On Wednesday, Yariv Levin said that after the end of the Passover recess of the Knesset, he would continue his efforts to pass the judicial overhaul of the hard-right coalition.
The statement of the Justice Minister sparked concerns that claims of reaching a consensus on the legislation that has been paused were just used as a fig leaf.
The Justice Minister
Levin told a supporter in a WhatsApp message that he would make an effort to ensure the legislation passes in the coming summer session.
This vow seemed to be at odds with the commitment of Prime Minister Benjamin Netanyahu to negotiate with the opposition, as the legislation was halted earlier this week amidst mass strikes and protests.
The justice minister said that they would have demonstrations across the country to show what most of the public wants.
On Monday, the premier had announced that they were suspending legislation, as opposition to the judicial overhaul reached new peaks after he fired the Defense Minister Yoav Gallant.

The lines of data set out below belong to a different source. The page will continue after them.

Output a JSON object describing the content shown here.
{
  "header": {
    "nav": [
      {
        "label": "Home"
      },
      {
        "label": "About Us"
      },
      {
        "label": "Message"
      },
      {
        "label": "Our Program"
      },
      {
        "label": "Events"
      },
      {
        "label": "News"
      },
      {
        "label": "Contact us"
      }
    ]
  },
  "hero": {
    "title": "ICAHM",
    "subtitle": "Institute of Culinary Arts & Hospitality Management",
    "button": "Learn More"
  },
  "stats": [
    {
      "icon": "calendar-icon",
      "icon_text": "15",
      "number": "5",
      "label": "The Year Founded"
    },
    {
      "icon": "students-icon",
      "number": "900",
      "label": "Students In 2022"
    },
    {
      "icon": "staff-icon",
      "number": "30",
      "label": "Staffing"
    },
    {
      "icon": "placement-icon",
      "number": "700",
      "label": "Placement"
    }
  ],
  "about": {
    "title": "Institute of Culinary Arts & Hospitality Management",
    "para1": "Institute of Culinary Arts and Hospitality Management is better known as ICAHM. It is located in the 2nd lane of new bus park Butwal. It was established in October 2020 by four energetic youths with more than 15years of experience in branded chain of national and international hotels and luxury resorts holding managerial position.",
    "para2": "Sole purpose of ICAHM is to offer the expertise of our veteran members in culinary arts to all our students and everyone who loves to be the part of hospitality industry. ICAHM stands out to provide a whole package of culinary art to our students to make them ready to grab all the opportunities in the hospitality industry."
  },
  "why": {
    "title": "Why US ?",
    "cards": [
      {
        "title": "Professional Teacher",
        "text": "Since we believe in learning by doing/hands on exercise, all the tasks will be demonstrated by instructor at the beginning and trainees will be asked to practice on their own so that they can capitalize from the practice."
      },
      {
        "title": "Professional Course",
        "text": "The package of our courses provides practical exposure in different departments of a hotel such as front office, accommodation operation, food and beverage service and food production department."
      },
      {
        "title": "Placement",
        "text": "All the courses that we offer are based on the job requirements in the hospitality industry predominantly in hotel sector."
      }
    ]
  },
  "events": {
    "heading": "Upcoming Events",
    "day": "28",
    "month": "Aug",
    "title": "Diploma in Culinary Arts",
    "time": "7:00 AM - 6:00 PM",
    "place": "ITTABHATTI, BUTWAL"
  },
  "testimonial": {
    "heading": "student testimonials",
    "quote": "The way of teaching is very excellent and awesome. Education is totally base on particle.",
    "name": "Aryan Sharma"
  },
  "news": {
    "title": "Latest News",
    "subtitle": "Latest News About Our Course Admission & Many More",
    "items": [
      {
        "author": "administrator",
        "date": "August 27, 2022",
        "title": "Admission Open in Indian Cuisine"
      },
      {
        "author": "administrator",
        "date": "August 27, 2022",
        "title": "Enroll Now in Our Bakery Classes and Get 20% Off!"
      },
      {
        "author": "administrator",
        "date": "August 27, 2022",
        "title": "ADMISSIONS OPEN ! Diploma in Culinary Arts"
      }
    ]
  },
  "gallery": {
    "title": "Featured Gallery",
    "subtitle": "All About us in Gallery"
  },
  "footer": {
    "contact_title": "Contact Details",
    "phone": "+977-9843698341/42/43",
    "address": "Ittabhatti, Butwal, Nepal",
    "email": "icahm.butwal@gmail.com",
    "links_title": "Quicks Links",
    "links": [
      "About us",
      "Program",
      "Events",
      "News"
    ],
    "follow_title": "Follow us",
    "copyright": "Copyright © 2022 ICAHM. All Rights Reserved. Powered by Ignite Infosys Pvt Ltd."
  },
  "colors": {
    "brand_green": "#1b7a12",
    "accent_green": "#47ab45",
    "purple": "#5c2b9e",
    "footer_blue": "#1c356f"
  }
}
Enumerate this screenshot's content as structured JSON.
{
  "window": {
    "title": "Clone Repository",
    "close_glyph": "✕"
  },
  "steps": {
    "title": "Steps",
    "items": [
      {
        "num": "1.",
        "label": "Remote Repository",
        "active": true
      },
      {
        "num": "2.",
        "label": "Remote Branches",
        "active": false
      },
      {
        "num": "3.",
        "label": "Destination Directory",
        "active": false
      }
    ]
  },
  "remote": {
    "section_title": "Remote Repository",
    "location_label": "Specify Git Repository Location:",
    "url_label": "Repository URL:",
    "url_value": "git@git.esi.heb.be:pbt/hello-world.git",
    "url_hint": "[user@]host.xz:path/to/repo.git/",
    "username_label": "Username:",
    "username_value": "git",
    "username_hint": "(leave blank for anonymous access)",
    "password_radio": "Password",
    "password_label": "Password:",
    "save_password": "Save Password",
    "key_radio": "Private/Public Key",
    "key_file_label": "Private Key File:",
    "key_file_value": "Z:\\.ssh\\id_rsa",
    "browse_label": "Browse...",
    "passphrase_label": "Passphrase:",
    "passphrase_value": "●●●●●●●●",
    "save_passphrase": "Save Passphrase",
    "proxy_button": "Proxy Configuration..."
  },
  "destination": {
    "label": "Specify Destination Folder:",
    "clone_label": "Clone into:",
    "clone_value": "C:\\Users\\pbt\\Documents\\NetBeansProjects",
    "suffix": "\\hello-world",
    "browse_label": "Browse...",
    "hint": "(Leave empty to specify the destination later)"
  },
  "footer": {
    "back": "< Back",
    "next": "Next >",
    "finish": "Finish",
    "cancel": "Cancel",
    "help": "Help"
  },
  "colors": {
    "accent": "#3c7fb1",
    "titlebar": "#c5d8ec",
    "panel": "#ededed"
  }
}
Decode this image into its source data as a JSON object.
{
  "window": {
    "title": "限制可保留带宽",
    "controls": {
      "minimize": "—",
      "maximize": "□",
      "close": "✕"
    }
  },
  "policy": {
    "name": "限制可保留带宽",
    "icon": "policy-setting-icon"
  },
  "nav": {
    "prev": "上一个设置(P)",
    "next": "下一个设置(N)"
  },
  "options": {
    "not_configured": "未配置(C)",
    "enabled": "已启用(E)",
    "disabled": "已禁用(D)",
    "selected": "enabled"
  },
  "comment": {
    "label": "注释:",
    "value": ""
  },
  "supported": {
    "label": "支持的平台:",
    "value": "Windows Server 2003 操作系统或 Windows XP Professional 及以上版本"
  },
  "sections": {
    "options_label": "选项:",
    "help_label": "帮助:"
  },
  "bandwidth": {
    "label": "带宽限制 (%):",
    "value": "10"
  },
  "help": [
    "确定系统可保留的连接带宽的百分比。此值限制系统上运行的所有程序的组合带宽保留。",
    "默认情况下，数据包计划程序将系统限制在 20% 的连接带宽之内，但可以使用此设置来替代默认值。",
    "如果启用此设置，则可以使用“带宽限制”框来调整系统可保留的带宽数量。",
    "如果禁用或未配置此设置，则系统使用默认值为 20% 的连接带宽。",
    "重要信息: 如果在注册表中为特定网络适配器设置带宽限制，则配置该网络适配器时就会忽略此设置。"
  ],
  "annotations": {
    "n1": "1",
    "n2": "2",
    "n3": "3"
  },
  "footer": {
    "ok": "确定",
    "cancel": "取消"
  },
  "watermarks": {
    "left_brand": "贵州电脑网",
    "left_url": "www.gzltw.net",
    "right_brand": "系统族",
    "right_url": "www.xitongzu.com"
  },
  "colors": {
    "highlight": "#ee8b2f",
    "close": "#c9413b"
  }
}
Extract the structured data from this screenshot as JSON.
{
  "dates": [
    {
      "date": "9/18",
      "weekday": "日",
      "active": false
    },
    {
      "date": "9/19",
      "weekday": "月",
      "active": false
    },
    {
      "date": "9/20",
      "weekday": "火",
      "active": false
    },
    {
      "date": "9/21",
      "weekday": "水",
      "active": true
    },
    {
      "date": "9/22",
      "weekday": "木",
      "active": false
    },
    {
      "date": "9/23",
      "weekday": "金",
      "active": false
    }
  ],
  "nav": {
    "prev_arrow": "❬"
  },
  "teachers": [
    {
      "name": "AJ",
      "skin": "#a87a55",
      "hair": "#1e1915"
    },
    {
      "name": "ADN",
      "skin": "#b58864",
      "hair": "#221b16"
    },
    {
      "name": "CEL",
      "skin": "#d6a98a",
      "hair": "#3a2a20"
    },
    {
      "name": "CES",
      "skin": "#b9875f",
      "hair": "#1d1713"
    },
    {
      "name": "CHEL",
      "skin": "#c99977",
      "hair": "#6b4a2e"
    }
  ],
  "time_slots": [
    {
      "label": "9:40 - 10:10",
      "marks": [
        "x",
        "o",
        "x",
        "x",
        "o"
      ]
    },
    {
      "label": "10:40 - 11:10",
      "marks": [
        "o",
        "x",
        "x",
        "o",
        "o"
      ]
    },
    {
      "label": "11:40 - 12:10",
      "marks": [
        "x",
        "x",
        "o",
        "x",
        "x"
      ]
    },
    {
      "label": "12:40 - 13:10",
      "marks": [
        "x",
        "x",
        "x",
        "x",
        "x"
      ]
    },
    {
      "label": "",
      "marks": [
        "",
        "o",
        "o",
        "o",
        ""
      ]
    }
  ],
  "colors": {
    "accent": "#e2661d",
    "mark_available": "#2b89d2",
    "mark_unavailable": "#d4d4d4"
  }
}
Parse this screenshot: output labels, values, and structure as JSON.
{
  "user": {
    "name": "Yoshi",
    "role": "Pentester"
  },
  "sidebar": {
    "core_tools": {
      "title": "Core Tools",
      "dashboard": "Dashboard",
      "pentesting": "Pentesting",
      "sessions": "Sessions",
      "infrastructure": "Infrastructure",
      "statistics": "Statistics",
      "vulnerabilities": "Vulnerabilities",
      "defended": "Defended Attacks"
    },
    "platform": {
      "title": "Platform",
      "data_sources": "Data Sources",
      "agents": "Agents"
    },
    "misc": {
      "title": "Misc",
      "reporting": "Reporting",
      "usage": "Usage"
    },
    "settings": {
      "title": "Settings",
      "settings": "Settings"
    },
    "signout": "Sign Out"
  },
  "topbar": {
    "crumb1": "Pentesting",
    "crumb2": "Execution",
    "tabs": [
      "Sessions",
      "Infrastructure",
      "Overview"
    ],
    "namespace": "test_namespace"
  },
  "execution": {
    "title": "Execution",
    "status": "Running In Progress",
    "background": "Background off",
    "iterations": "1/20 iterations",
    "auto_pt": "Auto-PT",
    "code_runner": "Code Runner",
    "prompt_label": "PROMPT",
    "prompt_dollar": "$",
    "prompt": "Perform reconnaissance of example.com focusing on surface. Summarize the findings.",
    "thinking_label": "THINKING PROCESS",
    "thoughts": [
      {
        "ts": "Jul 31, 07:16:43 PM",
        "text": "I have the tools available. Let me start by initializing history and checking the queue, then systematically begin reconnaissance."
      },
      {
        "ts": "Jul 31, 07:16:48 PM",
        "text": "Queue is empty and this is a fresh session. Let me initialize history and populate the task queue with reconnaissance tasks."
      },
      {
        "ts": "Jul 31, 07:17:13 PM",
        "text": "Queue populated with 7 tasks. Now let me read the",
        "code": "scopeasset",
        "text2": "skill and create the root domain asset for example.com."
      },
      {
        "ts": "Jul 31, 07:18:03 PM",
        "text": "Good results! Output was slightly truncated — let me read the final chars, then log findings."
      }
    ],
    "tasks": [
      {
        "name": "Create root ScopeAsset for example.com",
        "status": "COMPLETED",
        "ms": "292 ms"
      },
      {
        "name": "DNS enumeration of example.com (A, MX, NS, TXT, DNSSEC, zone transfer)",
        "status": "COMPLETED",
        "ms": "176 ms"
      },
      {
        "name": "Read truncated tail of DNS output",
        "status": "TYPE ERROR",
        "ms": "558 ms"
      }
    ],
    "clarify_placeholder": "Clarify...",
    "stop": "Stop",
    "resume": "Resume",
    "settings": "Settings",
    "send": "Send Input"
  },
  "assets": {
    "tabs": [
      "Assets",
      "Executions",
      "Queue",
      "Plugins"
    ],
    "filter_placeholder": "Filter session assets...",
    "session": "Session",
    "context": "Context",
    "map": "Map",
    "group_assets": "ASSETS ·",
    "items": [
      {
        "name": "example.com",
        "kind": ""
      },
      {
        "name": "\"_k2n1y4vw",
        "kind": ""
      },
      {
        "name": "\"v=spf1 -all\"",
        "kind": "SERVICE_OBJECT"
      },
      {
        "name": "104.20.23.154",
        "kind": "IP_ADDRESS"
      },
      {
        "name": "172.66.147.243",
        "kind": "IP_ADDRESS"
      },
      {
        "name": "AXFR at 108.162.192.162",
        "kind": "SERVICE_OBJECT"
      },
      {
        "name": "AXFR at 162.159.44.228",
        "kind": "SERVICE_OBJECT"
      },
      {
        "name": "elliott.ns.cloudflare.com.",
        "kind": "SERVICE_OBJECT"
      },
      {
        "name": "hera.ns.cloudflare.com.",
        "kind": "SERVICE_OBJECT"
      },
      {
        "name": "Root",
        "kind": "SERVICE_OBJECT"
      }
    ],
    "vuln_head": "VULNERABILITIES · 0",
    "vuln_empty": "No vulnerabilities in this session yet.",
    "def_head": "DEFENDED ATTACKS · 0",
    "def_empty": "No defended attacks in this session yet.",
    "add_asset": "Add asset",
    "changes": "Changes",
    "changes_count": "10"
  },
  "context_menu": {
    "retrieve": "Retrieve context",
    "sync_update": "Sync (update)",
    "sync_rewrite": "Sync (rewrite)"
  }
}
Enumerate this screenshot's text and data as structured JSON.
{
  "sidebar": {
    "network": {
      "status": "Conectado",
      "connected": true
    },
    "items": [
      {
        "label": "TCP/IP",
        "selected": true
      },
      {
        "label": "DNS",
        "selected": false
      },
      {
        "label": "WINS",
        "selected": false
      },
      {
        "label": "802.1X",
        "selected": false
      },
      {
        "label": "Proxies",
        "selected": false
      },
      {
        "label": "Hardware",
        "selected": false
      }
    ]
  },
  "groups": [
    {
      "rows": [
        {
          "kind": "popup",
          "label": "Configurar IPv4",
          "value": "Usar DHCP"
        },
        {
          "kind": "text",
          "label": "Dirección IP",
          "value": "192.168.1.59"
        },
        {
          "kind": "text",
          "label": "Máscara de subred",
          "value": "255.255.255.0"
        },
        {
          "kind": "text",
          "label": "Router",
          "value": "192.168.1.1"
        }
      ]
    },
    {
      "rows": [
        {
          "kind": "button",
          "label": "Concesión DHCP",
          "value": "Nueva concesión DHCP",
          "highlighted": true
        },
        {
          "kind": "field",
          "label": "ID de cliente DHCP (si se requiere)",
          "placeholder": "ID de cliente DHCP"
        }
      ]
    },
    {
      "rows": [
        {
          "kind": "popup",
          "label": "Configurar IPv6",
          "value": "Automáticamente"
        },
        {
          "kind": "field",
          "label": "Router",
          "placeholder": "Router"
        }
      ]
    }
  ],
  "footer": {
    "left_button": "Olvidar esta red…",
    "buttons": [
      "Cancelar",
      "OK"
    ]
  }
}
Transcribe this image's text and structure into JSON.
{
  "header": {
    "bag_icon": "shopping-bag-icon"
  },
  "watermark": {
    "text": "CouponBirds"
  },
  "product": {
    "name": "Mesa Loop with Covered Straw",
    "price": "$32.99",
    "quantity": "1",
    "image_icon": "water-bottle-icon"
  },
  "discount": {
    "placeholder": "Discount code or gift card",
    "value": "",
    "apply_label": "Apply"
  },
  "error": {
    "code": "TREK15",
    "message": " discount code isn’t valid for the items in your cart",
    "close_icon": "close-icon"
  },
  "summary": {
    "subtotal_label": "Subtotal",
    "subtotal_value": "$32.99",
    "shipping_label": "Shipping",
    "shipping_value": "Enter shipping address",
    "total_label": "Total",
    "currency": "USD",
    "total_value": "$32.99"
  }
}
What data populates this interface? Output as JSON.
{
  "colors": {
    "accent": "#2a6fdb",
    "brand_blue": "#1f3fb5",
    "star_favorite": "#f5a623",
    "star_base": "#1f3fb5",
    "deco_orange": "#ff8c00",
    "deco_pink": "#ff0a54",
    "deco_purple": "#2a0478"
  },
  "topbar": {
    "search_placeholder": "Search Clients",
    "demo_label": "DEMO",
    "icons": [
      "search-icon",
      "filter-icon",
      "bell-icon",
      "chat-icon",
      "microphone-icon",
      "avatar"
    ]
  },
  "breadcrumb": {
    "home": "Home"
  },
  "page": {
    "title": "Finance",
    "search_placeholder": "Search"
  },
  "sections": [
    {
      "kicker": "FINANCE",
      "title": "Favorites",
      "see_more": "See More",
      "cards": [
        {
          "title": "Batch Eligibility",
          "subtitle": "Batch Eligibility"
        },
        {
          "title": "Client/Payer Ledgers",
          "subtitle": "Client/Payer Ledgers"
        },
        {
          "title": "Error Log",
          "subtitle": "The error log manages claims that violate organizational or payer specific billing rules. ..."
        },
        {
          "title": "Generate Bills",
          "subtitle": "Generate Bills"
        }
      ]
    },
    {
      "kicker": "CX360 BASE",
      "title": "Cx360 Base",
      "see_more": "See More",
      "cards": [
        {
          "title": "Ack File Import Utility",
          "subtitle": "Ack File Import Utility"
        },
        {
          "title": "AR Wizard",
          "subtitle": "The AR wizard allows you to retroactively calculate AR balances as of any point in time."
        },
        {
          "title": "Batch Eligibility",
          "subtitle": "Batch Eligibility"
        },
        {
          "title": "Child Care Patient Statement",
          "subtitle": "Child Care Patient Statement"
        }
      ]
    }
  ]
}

The latter had called for a halt to the legislation process in order to hold talks on the matter. The premier said that they would hit pause until April 30th when the next Knesset session is scheduled to begin.
A top architect of the controversial plans of overhauling Israel’s judiciary, Levin also targeted Likud members like Gallant and others who had asked for a pause.
The justice minister said that they were hoping that those who had attempted to harm them from inside would stop doing so.
Leader of the opposition, Yair Lapid, responded to the statement and said that the premier should clarify that these views are not his own.
Lapid said that as per the justice minister’s statements, the negotiations taking place are a fraud. He was talking about the talks held at the President’s Residence on Tuesday.
Similarly, Avigdor Liberman, the chief of the Yisrael Beytenu party, said that Netanyahu and his allies were scamming them.
Levin criticized Lapid for spreading fake news, but continued to assert that the legislation would be passed in the next Knesset session.
He said that the legislation should be completed without dragging it out and hoped that there would be broad consensus and the dialogue would be a success.
While there has been a significant easing in tensions surrounding the judicial shakeup after the announcement on Monday, but it is still a ticking time bomb in the country and diplomatically too.
US President Joe Biden also spoke against the judicial overhaul for the first time on Tuesday and called on Netanyahu to change course.
The remarks were swiftly rejected by the Israeli premier, as he called them meddling in the affairs of the country.
While addressing the Summit for Democracy of the US State Department on Wednesday, Netanyahu dismissed the concerns surrounding the overhaul process.
Talks for reaching a broad consensus on the legislation began on Tuesday with President Isaac Herzog hosting the delegations representing the Likud party and the National Unity and Yesh Atid party in the opposition.